Clubhouse : nouvel espace de liberté d’expression ou nouvel outil de répression ?
Clubhouse prend d’assaut certaines régions du monde arabe. Cette application, un réseau social vocal, permet aux gens utilisant le système d’exploitation d’Apple (iOS) de créer des salles de discussion (rooms) sur le sujet de leur choix. Cela donne des discussions animées sur toutes sortes de sujets, du féminisme aux réformes politiques.
En conséquence, certains analystes n’ont pas tardé à adouber Clubhouse comme étant un nouvel espace de liberté d’expression en particulier dans le Golfe.
Eman Alhussein, chercheur invité au Arab Gulf States Institute à Washington DC, l’a qualifiée d’espace ou les gens peuvent débattre et remettre en question des sujets « en suspens depuis des années dans le Golfe ».
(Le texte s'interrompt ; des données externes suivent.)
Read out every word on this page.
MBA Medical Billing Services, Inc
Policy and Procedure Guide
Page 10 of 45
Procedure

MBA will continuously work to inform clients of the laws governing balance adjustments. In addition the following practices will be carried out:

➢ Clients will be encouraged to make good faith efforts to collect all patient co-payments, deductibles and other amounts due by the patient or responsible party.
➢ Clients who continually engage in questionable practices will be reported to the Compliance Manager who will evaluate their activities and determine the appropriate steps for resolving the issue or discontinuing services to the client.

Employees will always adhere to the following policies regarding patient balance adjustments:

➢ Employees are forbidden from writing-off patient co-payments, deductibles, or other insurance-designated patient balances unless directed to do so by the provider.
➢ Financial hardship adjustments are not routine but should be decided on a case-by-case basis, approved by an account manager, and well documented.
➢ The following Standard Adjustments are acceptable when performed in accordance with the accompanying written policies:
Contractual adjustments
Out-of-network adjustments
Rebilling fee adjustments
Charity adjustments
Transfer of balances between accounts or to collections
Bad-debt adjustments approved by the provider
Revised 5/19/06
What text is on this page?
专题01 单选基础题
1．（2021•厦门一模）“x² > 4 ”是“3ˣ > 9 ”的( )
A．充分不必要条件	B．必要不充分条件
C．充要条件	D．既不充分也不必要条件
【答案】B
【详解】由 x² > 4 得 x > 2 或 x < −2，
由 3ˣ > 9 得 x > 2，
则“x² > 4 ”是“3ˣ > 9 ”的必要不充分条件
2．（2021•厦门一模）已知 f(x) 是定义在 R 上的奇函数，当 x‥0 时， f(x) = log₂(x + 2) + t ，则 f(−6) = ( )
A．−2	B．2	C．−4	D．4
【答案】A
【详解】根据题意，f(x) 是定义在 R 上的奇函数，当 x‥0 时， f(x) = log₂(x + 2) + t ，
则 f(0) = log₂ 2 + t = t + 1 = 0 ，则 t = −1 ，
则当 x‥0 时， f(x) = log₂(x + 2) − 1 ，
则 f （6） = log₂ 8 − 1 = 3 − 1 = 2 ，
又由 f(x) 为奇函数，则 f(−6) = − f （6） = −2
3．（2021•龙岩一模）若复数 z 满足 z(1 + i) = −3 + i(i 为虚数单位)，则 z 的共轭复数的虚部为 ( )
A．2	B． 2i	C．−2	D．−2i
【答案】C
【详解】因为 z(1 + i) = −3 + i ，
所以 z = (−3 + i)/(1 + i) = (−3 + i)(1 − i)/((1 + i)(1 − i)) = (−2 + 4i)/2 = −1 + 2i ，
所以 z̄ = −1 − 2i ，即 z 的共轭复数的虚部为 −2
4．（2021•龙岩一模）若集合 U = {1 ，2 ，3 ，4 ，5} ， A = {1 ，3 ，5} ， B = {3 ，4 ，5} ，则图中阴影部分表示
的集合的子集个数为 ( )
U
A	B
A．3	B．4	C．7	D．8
Ahmed Gatnash, cofondateur de Kawaakibi Foundation (groupe de défense des droits de l’homme axé sur la région MENA), a tweeté : « Jusqu’à présent, les rooms saoudiennes sont les plus provocantes, sagaces et animées sur la plateforme. Elles sont énormes et très actives. C’est comme Twitter il y a dix ans. »
Tout d’abord, il est facile de baisser la garde pendant la phase de « lune de miel » où l’on découvre une nouvelle technologie. Lors des soulèvements arabes de 2010-2011, on a beaucoup parlé du pouvoir libérateur de Twitter et Facebook. Cependant, si ce qui précède est assurément vrai, beaucoup vont avoir un réveil difficile.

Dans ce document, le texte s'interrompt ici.